To design organizations to meet complexity, we first need to consider how we are primed to resist complexity in our organizations.

1. Our education system is designed for linear, progressive modes of learning, not discovery and non-linearity. We sit kids (and adults) in rows, we talk at them, we present material front-to-back. In short, we don’t design education for learning, but for information transmission. Complexity is all about learning. Every situation has a degree of novelty to it that presents new challenges and what happens today might not be the same thing that happens tomorrow even if much is similar. Teaching to discover, adapt, play and risk is something our system doesn’t do well. How can we expect complexity and systems thinking to thrive when the muscles used aren’t developed?

2. It’s more convenient to think in dichotomies than spectrums. As I’ve written previously, spectral thinking is something critical to many of the issues we face in complex systems. Good/bad, strong/weak, X/Y lose their meaning in complex environments where the dynamic context makes these assessments not useful. Utility — the ability to take something and use it for a beneficial purpose — is the quality marker for learning. (For example, burning your hand on a hot stove is a useful learning outcome for working in a kitchen, not good or bad overall).

Of all the dichotomies that work in complex systems, only Ying/Yang comes close. But its a more difficult concept to grasp that maybe things aren’t all one way or the other, that there is use in even something that isn’t well constructed. This problem (and the ones that follow) are tied to the first one: education and learning systems are not set up for this. We are primed for either/or thinking.

Dichotomous thinking also allows us to generate targets and success metrics even if these might actually end up hurting us in the end.

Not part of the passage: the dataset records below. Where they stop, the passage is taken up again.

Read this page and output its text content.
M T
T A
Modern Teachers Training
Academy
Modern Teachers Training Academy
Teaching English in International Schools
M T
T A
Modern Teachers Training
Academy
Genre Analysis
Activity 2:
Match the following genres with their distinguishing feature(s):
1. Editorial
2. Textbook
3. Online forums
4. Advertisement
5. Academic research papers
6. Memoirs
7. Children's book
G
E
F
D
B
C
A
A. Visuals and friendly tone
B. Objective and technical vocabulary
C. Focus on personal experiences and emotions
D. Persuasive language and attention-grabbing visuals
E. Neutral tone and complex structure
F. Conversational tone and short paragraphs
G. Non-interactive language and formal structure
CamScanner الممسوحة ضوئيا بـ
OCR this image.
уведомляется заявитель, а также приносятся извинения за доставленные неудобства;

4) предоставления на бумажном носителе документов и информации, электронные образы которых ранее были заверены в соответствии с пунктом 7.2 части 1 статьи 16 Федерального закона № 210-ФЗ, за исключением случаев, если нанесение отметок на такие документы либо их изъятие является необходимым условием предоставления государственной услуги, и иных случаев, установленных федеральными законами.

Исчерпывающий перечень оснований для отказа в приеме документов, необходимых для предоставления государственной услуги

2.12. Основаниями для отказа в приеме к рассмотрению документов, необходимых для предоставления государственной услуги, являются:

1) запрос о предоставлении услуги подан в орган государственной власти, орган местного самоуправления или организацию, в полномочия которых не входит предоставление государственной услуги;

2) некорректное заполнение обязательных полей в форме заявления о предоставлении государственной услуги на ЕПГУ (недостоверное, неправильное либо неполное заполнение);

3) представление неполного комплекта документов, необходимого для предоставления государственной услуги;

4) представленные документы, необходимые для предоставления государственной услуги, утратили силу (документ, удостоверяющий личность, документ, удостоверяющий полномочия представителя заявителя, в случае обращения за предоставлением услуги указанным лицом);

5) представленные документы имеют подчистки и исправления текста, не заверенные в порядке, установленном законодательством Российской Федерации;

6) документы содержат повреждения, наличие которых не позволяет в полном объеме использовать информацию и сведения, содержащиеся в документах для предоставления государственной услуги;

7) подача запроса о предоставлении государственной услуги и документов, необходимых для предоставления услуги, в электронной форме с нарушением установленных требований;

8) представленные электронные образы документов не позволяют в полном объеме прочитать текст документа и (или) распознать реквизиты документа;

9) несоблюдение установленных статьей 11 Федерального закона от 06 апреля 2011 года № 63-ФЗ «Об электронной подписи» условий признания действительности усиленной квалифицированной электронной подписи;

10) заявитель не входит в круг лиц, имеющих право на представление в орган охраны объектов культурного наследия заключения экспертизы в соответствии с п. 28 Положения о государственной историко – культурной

3. Our decision-making tools are ill-equipped to handle ambiguity. Healthcare is a great example of how badly we are at complexity thinking. Consider the systematic review, often viewed as the gold standard for evidence for adoption into healthcare organizations. If something (procedure, task, idea) has some support from a systematic review, then one would imagine that it would be a likely candidate for adoption into wider practice within the system. Right? No.

Surprisingly, even systematic reviews of systematic review use show a mixed bag in the eventual adoption of evidence into practice. Systematic reviews are designed to reduce ambiguity, but really illustrate how much there is within the wider system. A systematic review looks only at the evidence created (and published), it doesn’t include all those questions that were never asked, never funded for inquiry, or couldn’t be structured into a study that meets the strict criteria for inclusion in a good review.

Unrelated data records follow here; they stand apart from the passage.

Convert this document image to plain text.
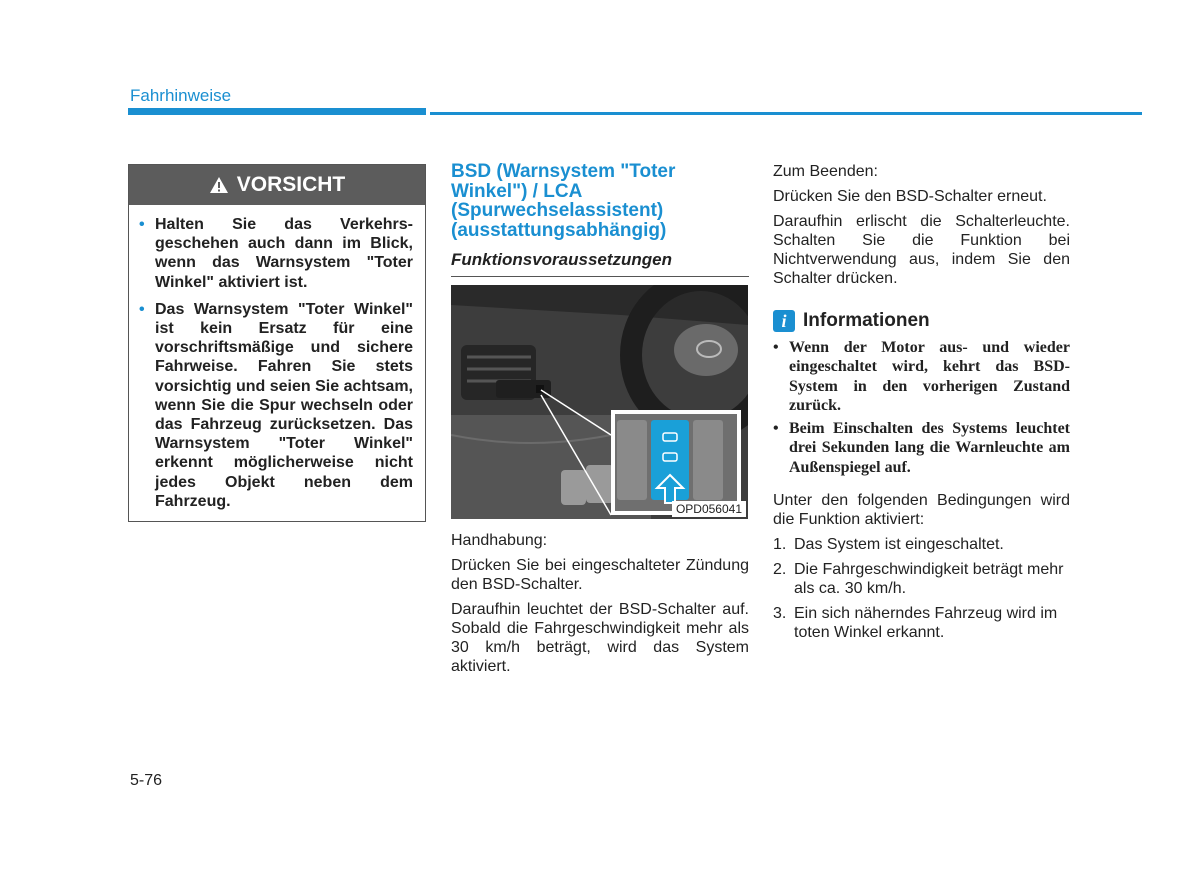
Fahrhinweise
VORSICHT
• Halten Sie das Verkehrsgeschehen auch dann im Blick, wenn das Warnsystem "Toter Winkel" aktiviert ist.
• Das Warnsystem "Toter Winkel" ist kein Ersatz für eine vorschriftsmäßige und sichere Fahrweise. Fahren Sie stets vorsichtig und seien Sie achtsam, wenn Sie die Spur wechseln oder das Fahrzeug zurücksetzen. Das Warnsystem "Toter Winkel" erkennt möglicherweise nicht jedes Objekt neben dem Fahrzeug.
BSD (Warnsystem "Toter Winkel") / LCA (Spurwechselassistent) (ausstattungsabhängig)
Funktionsvoraussetzungen
OPD056041

Handhabung:

Drücken Sie bei eingeschalteter Zündung den BSD-Schalter.

Daraufhin leuchtet der BSD-Schalter auf. Sobald die Fahrgeschwindigkeit mehr als 30 km/h beträgt, wird das System aktiviert.

Zum Beenden:

Drücken Sie den BSD-Schalter erneut.

Daraufhin erlischt die Schalterleuchte. Schalten Sie die Funktion bei Nichtverwendung aus, indem Sie den Schalter drücken.

i Informationen
• Wenn der Motor aus- und wieder eingeschaltet wird, kehrt das BSD-System in den vorherigen Zustand zurück.
• Beim Einschalten des Systems leuchtet drei Sekunden lang die Warnleuchte am Außenspiegel auf.

Unter den folgenden Bedingungen wird die Funktion aktiviert:

1. Das System ist eingeschaltet.
2. Die Fahrgeschwindigkeit beträgt mehr als ca. 30 km/h.
3. Ein sich näherndes Fahrzeug wird im toten Winkel erkannt.
5-76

Systematic reviews are, by design, reductionistic in their approach to complexity. What allows us to do systematic reviews is standardization and consistency and that is one of the very things that complexity fowls up.

4. Our institutions are resistant to complexity. Complexity takes time, nuance, and relationship development; all the things that screw up plans and timelines created by organizations. You can’t plan a relationship, but you can anticipate some things. You might even be able to use scenario tools and strategic foresight methods to anticipate what might happen, but you can’t plan it.

John Lennon was right:

Life is what happens when you’re busy making other plans

While we plan, the complex systems move along. We can plan and fail, fail and plan, or plan to fail and work build the strategic foresight to know what to do with these “failures”.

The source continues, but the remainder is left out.